2.DAS PRÁTICAS TRANSNACIONAIS
Se as bases estruturais do processo de globalização são de ordem cultural e civilizacional,
seus quadros operacionais se articulam em torno da instância econômica, com
conseqüentemente, seus desdobramentos políticos, sociais e culturais que abrangem todos
os aspectos da vida do indivíduo e do grupo. São mudanças radicais que marcam uma
profunda ruptura, tanto nas instâncias de subjetivização e de enunciação da identidade dos
indivíduos e dos grupos, como nas formas organizacionais da sociedade e nos modos de
relacionamento entre os indivíduos e os grupos. São quase em regra geral, mudanças nada
favoráveis ao bem-estar e à realização das pessoas e dos grupos, ou que vão no sentido da
construção de uma sociedade planetária mais justa e mais equilibrada que garante os direitos
de todos e valoriza a diferença e a criatividade. Pelo contrário, a análise lúcida deste
fenômeno social comprova que, na veradade, essas mudanças são o contrário do que
parecem ou pretendem ser. O processo de globalização não é a ante-sala do paraíso
pomposamente anunciado pelo discurso globalizante, mas sim um sofisticado e complexo
aparato discursivo-técnico-ideológico de dominação e de opressão.
2.1. ECONOMIA GLOBAL
Os três motores da máquina econômica global são o seu modo de organização e de
acumulação flexível, a financeirização de suas relações de produção e o seu crescente
controle pelas Corporações Transnacionais (TNCs); enquanto a sua produção é a
desigualdade, a exclusão e a dominação. Pois, o processo de globalização pode ser
considerado como o triunfo do mercado ou a “mercadificação” da sociedade; com ele tudo
(das relações sociais às arte e cultura...) é considerado em função de seu valor de mercado, e
explicado pelas sagradas leis do mercado que, doravante, constituem a verdadeira fé da
sociedade moderna racional, substituindo as leis da natureza e superando o instinto de vida e
preservação da espécie. É o que Sodré chama de “paradigma do mercado, cujos critérios de
lucro e competitividade tendem a substituir a natureza e a História geral das sociedades”
(Sodré: 26)
Em que diz respeito ao modo de acumulação flexível, ele se baseia na agilização das relações
de produção, numa distribuição de tarefas, responsabilidades e hierarquia menos
demarcadas, na extrema qualificação do pessoal e sua polivalência, na disponibilidade da
informação útil e sua acessibilidade, etc. Processo que alguns autores não hesitam em
qualificar de passagem do proletariado ao “cognitariado”. Esse tipo de organização, todavia,
só é operacional na empresa flexível baseada num núcleo forte, constituído de uma
verdadeira elite técnica, enquanto as tarefas subalternas são terceirizadas e relegadas a
pequenas unidades (mal pagas e sem segurança de emprego), muitas vezes localizadas nos
países do Sul. Pois, a nova economia de 3eira onda se organiza “através da dispersão, da
mobilidade geográfica e das respostas flexíveis nos mercados de trabalho e nos mercados de
consumo” (Harvey: 150).
O que, na prática, significa uma efetiva flexibilização das relações sociais, econômicas e
políticas ao nível mundial: um núcleo/centro forte, privilegiado e próspero onde se acumula
capital, tecnologia e informação útil disponível. E uma periferia desorganizada, populosa e
dependente, sem garantias de sobrevivência nem perspectivas de desenvolvimento, onde se
acumula mão de obra barata e abundante, mas sem qualificação nem acesso à informação
necessária para concorrer com as regiões do centro.

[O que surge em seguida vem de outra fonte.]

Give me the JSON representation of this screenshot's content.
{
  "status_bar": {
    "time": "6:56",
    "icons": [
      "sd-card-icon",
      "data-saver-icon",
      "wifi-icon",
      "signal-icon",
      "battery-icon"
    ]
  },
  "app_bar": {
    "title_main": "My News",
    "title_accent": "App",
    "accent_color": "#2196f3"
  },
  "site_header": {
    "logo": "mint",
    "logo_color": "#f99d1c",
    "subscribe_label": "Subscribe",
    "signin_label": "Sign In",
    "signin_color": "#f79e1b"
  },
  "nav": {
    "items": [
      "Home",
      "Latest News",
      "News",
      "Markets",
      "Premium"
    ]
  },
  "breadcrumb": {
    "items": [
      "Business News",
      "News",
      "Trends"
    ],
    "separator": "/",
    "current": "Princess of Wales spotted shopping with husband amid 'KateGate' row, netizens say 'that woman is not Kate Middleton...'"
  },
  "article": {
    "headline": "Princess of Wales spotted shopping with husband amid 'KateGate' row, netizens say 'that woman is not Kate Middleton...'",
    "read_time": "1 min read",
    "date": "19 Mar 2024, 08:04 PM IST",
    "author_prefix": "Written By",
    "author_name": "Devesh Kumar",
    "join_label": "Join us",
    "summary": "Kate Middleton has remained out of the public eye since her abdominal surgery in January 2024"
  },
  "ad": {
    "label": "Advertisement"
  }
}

É claro que a divisão norte/sul, centro/periferia está sendo cada vez mais superada por um
movimento de “terceiromundialização” de largas fatias das sociedades avançadas, e pela
concentração de riqueza e dos meios de produção entre as mãos de uma minoria poderosa.
Como é evidente que a crescente influência das TNCs no comércio internacional, torna
inconseqüente a tentativa de localizar geograficamente estes centro e periferia. Mas, não há
como ignorar a importância da origem étnica ou racial desta nova distribuição do poder: no
Norte, os miseráveis são os negros, latinos e magrebinos. No Sul, os privilegiados são os
descendentes de europeus ou seus agregados, “burguesia compradora” ou “brancos de
honra”.
Paralelamente, é importante observar que o objetivo da flexibilização não se limita à
restruturação organizacional-funcional da fábrica ou do mercado, mas sim de viabilizar um
novo modo de sociabilidade e de controle social que se acostumou chamar de
“culturalização da economia”. Primeiro pela identificação e o envolvimento afetivo do
trabalhador com os ideais da empresa, através de rituais clânicos bélicos que o isolam do
ambiente cultural de sua sociedade e lhe dão o sentimento de pertencer a uma unidade
específica, contribuindo ao seu desenraizamento do local e a construção de uma
territorialidade existencial global. Por outro lado, pela personalização, simbolização e
conceitualização do objeto de consumo; quando o produto não é mais considerado por seu
valor funcional, mas pelo valor simbólico agregado (o chocolate contem cada vez menos
cacau e mais fantasia, ou melhor ainda, Benetton que não produz roupa, mas vende
controvérsia...). Sendo esse valor simbólico, altamente ideologizado, funcionando ele
mesmo, à maneira do círculo vicioso, como vetor da própria combinação triádica que o
criou: ocidentalização-modernização-integração no sistema capitalista mundial!
2.2. SOCIEDADE INFORMACIONAL
A base organizacional da globalização reside no seu aspecto informacional. É a
característica central da nova sociedade, estruturada, organizada e articulada em torno da
produção, do controle e da distribuição da informação. Ela implica a compressão do fator
tempo ou até a sua aniquilação (pela aceleração dos fluxos informacionais e do tempo de
giro do capital-informação) em nossa maneira de lidar com o real, através justamente da
restruturação das relações sociais, de trabalho e de produção em torno da informação.
Afetando, com isso, os valores culturais e sociais, que se enfocam no imediatismo, no
consumismo instantâneo e na flexibilização das relações do trabalho.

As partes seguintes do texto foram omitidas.